Four and a half months before the murders, Witt sustained a closed head injury in a motorcycle crash, which, he argued in the appeal, could have caused a traumatic brain injury. Traumatic brain injuries have been linked to changes in behavior, particularly impulse control and “emotional self-regulation,” Witt said.

The airman’s roommate at the time reported seeing Witt get into a fight after the accident and that he was also more outspoken and intolerant.

“Courts have repeatedly found evidence of mental health problems, arguably including the effects of traumatic brain injury, to be powerful mitigation,” the appeals court ruled. Yet the record of trial “is silent with respect to any evidence of this motorcycle accident.”

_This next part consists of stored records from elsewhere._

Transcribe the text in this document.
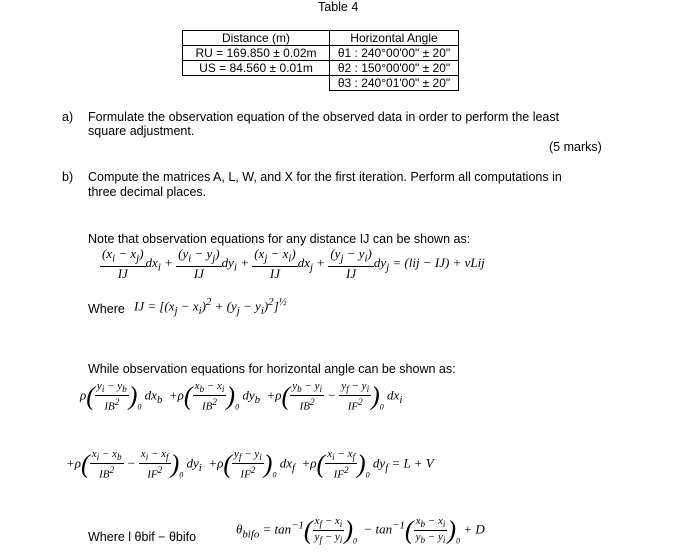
Table 4
Distance (m)	Horizontal Angle
RU = 169.850 ± 0.02m	θ1 : 240°00'00" ± 20"
US = 84.560 ± 0.01m	θ2 : 150°00'00" ± 20"
	θ3 : 240°01'00" ± 20"
a) Formulate the observation equation of the observed data in order to perform the least
square adjustment.
(5 marks)
b) Compute the matrices A, L, W, and X for the first iteration. Perform all computations in
three decimal places.
Note that observation equations for any distance IJ can be shown as:
$\frac{(x_i - x_j)}{IJ} dx_i + \frac{(y_i - y_j)}{IJ} dy_i + \frac{(x_j - x_i)}{IJ} dx_j + \frac{(y_j - y_i)}{IJ} dy_j = (lij - IJ)$ + vLij
Where IJ = $[(x_j - x_i)^2 + (y_j - y_i)^2]^{\frac{1}{2}}$
While observation equations for horizontal angle can be shown as:
$\rho( \frac{y_i - y_b}{IB^2} )_0$ $dx_b +\rho( \frac{x_b - x_i}{IB^2} )_0$ $dy_b +\rho( \frac{y_b - y_i}{IB^2} - \frac{y_f - y_i}{IF^2} )_0$ $dx_i$
$+\rho( \frac{x_i - x_b}{IB^2} - \frac{x_i - x_f}{IF^2} )_0$ $dy_i +\rho( \frac{y_f - y_i}{IF^2} )_0$ $dx_f +\rho( \frac{x_i - x_f}{IF^2} )_0$ $dy_f = L + V$
Where l θbif − θbifo
$\theta_{bifo} = \tan^{-1}( \frac{x_f - x_i}{y_f - y_i} )_0 - \tan^{-1}( \frac{x_b - x_i}{y_b - y_i} )_0 + D$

Witt’s defense team provided ineffective counsel when it failed to look further into the head injury, including ordering brain imaging and interviewing other witnesses, the court found. The defense countered that a forensic psychologist consultant said additional testing would provide no new information.

The court ruling also criticized the defense’s decision not to contact a deputy sheriff who would have testified that Witt was remorseful of his crimes. The deputy’s written declaration “paints a powerful image of a young man broken down by remorse,” the court wrote.

In the declaration, the deputy said Witt “broke down and sobbed uncontrollably” after seeing crime scene photos for the first time during his Article 32 hearing. “I accompanied Witt to another part of the courthouse while the hearing continued.”

The deputy stated he would have testified on Witt’s behalf if he had been asked. “I have dealt with numerous murderers, rapists, and other violent criminals.” He wrote he had seen such remorse only once before.

The appeals court further found the defense did not delve deeply enough into Witt’s family’s medical records. His mother had checked herself into a counseling clinic for two weeks when Witt was in eighth grade, according to the opinion.

The two judges who did not join in the majority’s opinion wrote that the defense team was “deficient” during sentencing. But Witt had planned and carried out “these senseless and brutal offense,” they wrote. With “clear thinking and rationale,” he had told investigators how he returned to the Schliepsieks home after stabbing King because he didn’t want to leave any witnesses.

“I am not convinced the sentence would have been different had trial defense counsel better handled the errors,” the judges concluded.